The office of:
Paul E. Thompson, DMD
Brandon R. Clements, DMD
Teeth are only as good as the bone that support them. It makes no sense to invest resources into the treatment of problems with your dentition if you neglect the very foundation upon which those teeth rest. You wouldn't build an expensive house on a poor foundation, would you? Recognition of periodontal disease, more commonly known as gum disease, and being proactive about treatment and prevention of this condition is a challenging and yet indispensable aspect of comprehensive dentistry.
Foundations of Healthy Teeth
Achieving and maintaining good periodontal health begins with understanding the process of periodontal disease.
Our immune systems are designed to recognize and mount a response to foreign bodies that can be harmful to tissue. Plaque and bacteria that are present in everyone’s mouth tend to aggregate, colonize and proliferate over time. Our bodies recognize this process and, in time, mount a response to try and combat it. This response is known as inflammation, when blood vessels enlarge, tissues swell and our immune systems begin to pump defensive measures into the affected areas.

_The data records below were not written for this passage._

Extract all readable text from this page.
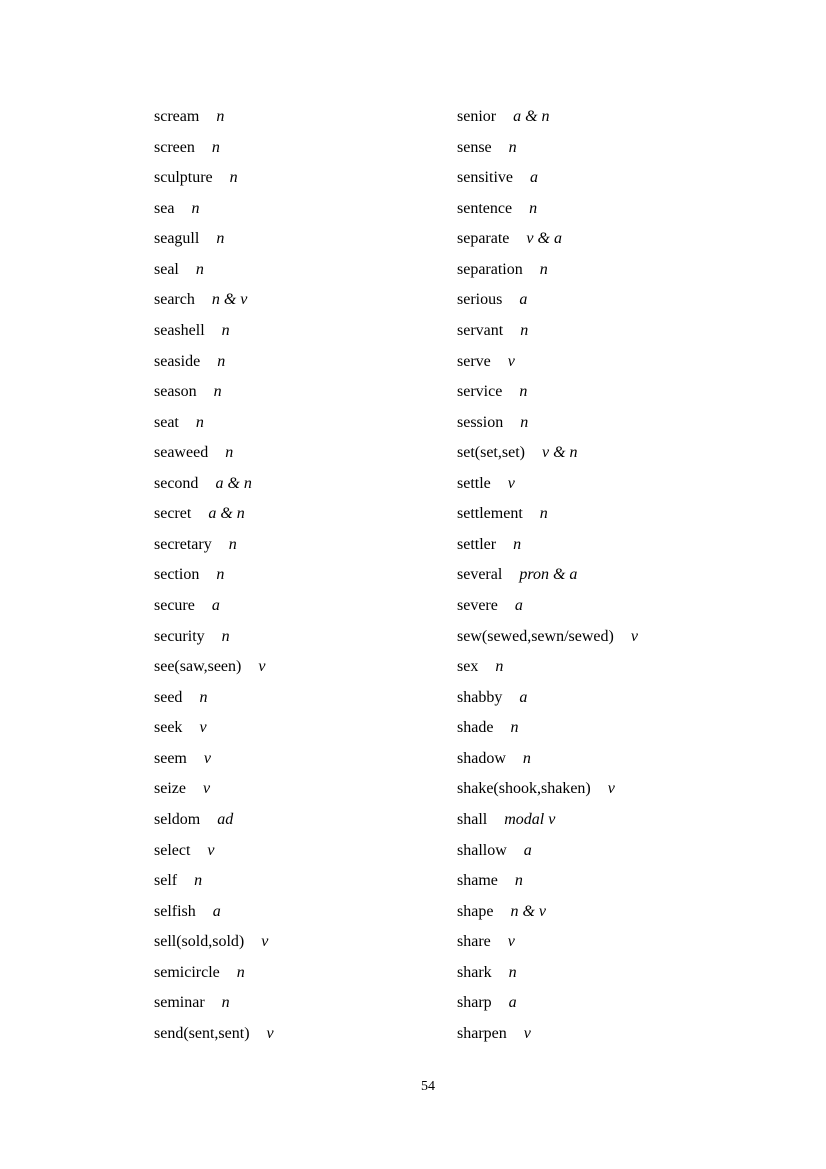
scream n
screen n
sculpture n
sea n
seagull n
seal n
search n & v
seashell n
seaside n
season n
seat n
seaweed n
second a & n
secret a & n
secretary n
section n
secure a
security n
see(saw,seen) v
seed n
seek v
seem v
seize v
seldom ad
select v
self n
selfish a
sell(sold,sold) v
semicircle n
seminar n
send(sent,sent) v
senior a & n
sense n
sensitive a
sentence n
separate v & a
separation n
serious a
servant n
serve v
service n
session n
set(set,set) v & n
settle v
settlement n
settler n
several pron & a
severe a
sew(sewed,sewn/sewed) v
sex n
shabby a
shade n
shadow n
shake(shook,shaken) v
shall modal v
shallow a
shame n
shape n & v
share v
shark n
sharp a
sharpen v
54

While this is seemingly a good thing, ultimately the by products of the inflammatory pathway may lead to the distraction of soft tissues. When left untreated for extended periods of time, this process eventually damages hard tissue (bone) and with the loss of bone, teeth become unstable and mobile and eventually may be lost.
We define periodontal disease as the loss of bone tissue. Gingivitis is is defined as the initial inflammation of the soft tissue that precedes bone loss. The most effective way to mitigate damage to soft and hard tissue is to start at the beginning and remove or disrupt plaque and bacteria in order to prevent colonization and proliferation over extended periods of time.
The first line of defense in maintaining a healthy periodontium is proper home care. Brushing at least twice a day, flossing, useful adjuncts such as water flossers/piks, mouth rinses and inter-proximal brushes may all help the patient avoid periodontal disease.
Even with proper home care, bacteria will eventually gain a foothold and colonize the mouth. Calcified deposits known as calculus, consisting of minerals, dead and living bacteria and proteins, adheres to the surfaces of teeth and forms a scaffold upon which bacteria grow and flourish. This hardened material is impossible to remove with conventional brushing and flossing. It requires mechanical debridement with instruments designed to access all aspects of the dentition.
Routine visits to the hygienist knock back the growth process of these deposits and returns the cycle of colonization to normal levels. Recommendations put forth by the American Dental Association are based on the laws of averages. The average patient will begin to see these deposits form and inflammation of the soft tissues at around the six month mark after the last cleaning. Not every patient falls into this category, so it is important to discuss exactly what your needs are and find out just how frequently you may beed a professional cleaning in order to prevent tissue damage and bone loss. Some patients may need to be seen three or four times each year, whereas others may be able to go for longer periods of time between cleanings.
As we age, these demands may change. Our home care becomes more challenging, perhaps teeth begin to show more crowding, making them more difficult to adequately clean. Many medicines taken later in life may change the makeup of the chemistry within the mouth and thus predispose the patient to rapid bacterial colonization. Your hygienist and dentist should be able to help you understand your changing needs and appropriately treat your unique condition to help you maintain healthy teeth and gums for a life time.
We often see patients who may have neglected their cleanings for extended periods of time. Getting a heavily damaged mouth back to a healthy mouth may require more than just a routine cleaning. Such patients may find themselves needing what is known as root planing. Root planing is designed to clean deep beneath the gum tissue into what are known as pockets that surround the teeth. When these pockets become deeper than just a few millimeters and heavily laden with bacteria, plaque and calculus, we may need to anesthetize the tissues is so inflamed and sore that conventional techniques are too uncomfortable without medicine. Root planing is typically followed up closely on a recall visit a few weeks later and often is coupled with an antibiotic regimen and/or microbial rinse.
Our office provides several services in addition to cleanings and root planing, including topical desensitizing agents to add comfort to your cleaning, lasers to help reduce excess tissues in an atraumatic way, fluoride varnishes to prevent tooth decay, periodontal charting to document changes over time and local therapeutic agents such as gels fortified with antibiotics that can be placed in sites with active disease.